According to the CAG report, the unrecovered costs of the RTCs have gradually gone up between 2015-16 and 2019-20, with the unrecovered cost per kilometre soaring from Rs 0.3 per kilometre to Rs 13.52 per km for the BMTC.
Although the Karnataka government in 2020 allowed the corporations to revise their tariff in proportion to the increased cost of diesel and employee allowances through an Automatic Fare Adjustment Formula, there has been only one revision in fares affected in February 2020, the CAG report said.

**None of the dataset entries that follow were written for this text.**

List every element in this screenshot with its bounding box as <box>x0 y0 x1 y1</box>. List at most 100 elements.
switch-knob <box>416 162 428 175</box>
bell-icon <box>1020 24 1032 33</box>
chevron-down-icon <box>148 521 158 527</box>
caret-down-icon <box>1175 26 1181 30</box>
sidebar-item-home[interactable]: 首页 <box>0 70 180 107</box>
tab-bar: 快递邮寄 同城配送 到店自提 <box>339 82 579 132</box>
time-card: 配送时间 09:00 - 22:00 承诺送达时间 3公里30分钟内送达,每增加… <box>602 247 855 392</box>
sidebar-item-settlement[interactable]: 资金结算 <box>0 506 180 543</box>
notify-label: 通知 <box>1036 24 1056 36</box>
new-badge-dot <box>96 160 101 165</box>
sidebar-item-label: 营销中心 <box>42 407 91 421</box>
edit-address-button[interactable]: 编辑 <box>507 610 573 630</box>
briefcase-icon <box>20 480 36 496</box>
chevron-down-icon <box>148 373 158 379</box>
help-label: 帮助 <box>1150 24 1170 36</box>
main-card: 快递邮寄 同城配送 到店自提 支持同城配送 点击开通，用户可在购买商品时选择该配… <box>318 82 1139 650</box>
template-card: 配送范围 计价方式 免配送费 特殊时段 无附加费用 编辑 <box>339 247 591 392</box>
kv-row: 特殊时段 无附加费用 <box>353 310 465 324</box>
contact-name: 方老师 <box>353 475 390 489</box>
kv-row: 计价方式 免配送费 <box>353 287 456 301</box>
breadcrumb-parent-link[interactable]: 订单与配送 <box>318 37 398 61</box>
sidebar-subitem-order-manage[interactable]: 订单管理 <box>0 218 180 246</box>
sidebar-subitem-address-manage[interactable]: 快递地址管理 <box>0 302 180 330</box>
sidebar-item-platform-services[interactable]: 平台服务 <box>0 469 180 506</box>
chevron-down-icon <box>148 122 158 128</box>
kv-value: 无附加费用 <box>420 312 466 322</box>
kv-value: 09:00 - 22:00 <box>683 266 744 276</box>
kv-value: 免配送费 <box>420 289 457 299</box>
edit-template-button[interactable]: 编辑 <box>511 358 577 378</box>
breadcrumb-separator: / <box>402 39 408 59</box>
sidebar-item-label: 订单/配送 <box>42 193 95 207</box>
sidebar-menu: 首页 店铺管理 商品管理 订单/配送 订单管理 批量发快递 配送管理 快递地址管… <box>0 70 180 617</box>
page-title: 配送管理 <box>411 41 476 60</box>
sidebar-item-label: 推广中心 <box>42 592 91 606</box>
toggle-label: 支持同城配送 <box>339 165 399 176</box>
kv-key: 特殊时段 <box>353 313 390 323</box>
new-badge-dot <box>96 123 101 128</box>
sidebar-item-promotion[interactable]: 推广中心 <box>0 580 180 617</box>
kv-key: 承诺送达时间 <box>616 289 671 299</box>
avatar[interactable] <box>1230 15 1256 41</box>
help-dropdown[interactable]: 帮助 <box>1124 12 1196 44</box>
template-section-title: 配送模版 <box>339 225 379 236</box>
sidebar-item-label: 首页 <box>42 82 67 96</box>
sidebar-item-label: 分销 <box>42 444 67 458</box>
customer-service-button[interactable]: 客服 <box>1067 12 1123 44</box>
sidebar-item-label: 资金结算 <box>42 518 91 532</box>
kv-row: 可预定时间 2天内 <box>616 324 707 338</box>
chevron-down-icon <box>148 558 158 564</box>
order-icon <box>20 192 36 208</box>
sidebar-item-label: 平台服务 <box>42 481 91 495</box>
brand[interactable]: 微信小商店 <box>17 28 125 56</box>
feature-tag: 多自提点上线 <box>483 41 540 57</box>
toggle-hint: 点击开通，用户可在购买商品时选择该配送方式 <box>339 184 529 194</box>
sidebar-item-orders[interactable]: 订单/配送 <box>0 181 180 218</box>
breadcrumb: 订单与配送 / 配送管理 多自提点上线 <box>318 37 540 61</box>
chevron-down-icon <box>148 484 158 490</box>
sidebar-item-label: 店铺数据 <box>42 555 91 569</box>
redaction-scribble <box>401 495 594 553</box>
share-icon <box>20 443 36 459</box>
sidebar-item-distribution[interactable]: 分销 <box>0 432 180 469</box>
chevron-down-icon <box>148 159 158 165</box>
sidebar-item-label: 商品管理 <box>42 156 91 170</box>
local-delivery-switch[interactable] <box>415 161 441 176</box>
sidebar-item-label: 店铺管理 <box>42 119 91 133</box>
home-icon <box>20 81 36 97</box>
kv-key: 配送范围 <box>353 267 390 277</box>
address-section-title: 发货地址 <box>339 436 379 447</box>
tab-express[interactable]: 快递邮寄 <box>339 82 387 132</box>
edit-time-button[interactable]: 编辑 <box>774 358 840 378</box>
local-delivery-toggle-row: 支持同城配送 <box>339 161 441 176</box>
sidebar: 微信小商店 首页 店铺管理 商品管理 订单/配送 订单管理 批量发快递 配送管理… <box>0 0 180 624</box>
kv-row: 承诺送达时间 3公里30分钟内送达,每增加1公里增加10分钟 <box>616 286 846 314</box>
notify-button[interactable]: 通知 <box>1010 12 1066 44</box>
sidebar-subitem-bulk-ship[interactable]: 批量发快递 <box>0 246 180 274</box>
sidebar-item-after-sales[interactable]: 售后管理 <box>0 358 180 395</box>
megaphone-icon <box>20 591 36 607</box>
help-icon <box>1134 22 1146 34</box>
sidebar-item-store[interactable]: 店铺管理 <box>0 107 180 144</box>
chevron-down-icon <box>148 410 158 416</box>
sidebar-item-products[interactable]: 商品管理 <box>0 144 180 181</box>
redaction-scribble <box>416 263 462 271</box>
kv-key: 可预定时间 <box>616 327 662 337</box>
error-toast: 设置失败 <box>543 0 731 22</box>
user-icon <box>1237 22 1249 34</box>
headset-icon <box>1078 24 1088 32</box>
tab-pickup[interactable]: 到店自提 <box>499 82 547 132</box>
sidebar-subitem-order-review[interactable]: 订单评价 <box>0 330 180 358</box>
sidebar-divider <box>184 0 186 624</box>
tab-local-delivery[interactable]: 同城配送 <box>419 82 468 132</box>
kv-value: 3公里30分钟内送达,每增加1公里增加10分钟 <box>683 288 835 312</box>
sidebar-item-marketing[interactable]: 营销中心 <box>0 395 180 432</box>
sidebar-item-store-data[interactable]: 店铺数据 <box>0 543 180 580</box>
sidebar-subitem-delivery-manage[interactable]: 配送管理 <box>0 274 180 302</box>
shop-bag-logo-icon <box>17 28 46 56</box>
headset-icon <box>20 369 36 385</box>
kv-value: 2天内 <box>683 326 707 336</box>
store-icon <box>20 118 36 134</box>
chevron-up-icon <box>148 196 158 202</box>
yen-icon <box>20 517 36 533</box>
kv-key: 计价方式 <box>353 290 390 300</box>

“Audit observed that until 2014-15, the fare was revised annually, the last revision upto that period was made in January 2015. Subsequently, the Corporations did not revise the fare until February 2020. The reasons were not kept on record for non-revision of fare by the Corporations as per AFAF despite increase in cost of operations during five years between 2015 and 2020,” the CAG report said.
“Further, the GoK while approving revision of fare during February 2020, restricted fare increase to 12 per cent against the 15 to 20 per cent hike sought by the corporations,” it said.
What has the government said?
The RTCs have urged that compensation for the revenue losses due to the scheme be reimbursed by the state finance department under CM Siddaramaiah.
“The government is committed to financially supporting the RTCs,” state transport minister R Ramalinga Reddy said at the launch of the Shakti scheme. He said that the government’s decision to allot Shakti cards to women availing the free bus services was intended to smoothen the funds release process by the finance department.
In the past, the Karnataka government has taken various steps to compensate the RTCs, such as exemption from motor vehicle taxes. Last year, motor vehicle taxes to the tune of Rs 1,505 crore was waived and the corporations were allowed to retain this amount by converting them into equity.